Is your City Hall sinking?

Gabrielle Gurley's article Municipal Meltdown, in the Fall issue of CommonWealth, is both fascinating and scary, and we've been getting a lot of reaction to the idea that cities and towns are facing a moment of reckoning (cut spending or raise taxes?). Check out the latest comments, both thoughtful and provocative, on our main Web site. To give you a taste of the discussion, here are a couple of points from anti-tax activist Barbara Anderson:

Home rule is a nice tradition but it needs 21st-century adjustment to allow more regionalization. Collective bargaining is a 19th-century anachronism and should be abolished...

And on public education:

Maintenance should be encouraged and new buildings should forego architects, instead using basic blueprints labeled "school."

Presumably, Anderson has in mind something a bit more elaborate than this.

December 04, 2007

The geography of job insecurity

The Boston Globe's Adrian Walker writes today on the slow progress in creating pilot schools in Boston. Part of the resisistance comes from teachers' union members:

To their supporters, pilot schools are laboratories for fresh educational ideas that eventually can be applied to traditional schools. The union says it supports pilot schools in theory, but clearly it cannot buy into an educational idea that involves tossing union protections out the window.

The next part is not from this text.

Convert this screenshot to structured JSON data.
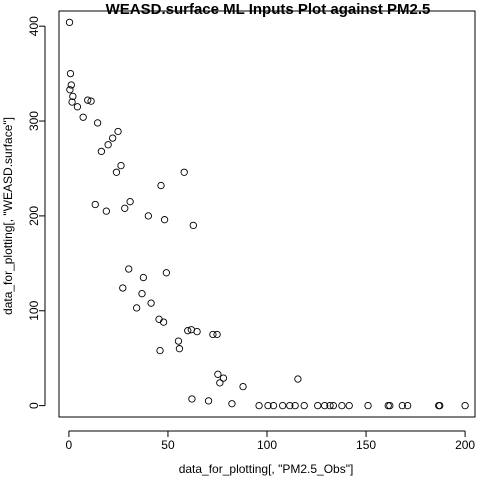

"You can be removed from the building you've been teaching in for 15 years, and moved to the other side of the city," said Stephen Crawford, a BTU spokesman. "That's just one of the collective bargaining rights teachers sacrifice."

Crawford's concern is understandable but also a bit disorienting, since we've become accustomed to reading about people afraid that their jobs are going to move to the other side of the country, if not the world. Another example of how everyone has a different perspective in a global economy.

December 03, 2007

The Snowmeister factor

Correspondent Chris V. asks:

If you have not done an article yet on how the moving of the primaries to Super Tuesday in February could lead to weather deciding who the nominees are, now might be the time.  Even if the primaries go on despite a snowstorm, doesn't that change who votes?  A smaller percentage of the elderly and poor, more suburbanites with SUV's? 

Here are the high and low temperatures for February 5, 2007. Note that it never went above 2 degrees in Obama's home base of Chicago, and it stayed below freezing practically everywhere in Connecticut, Massachusetts, New Jersey, and New York (Clinton and Giuliani's home state). Among the big states that will vote next February 5, California had the mildest weather. In 2004, Super Tuesday was on first Tuesday in March; you can see the a noticable difference on March 5, 2007, when it thawed to the 40s in most of the Northeast Corridor and hit 31 in Chicago.

Among Democrats, Clinton has been strongest among older voters who may not get out in bad weather; then again, it's still up in the air whether Obama's younger supporters will turn out in any weather. In the Republican race, the question is whether a low turnout will help the candidate with the most committed voters -- and they may be the strong conservatives who prefer Huckabee or Romney over Giuliani.

As is often the case, it all may come down to money. The best-financed candidates may be better to get people to the polls in inclement weather, and to remind people that they're supposed to pick presidential nominees before Valentine's Day.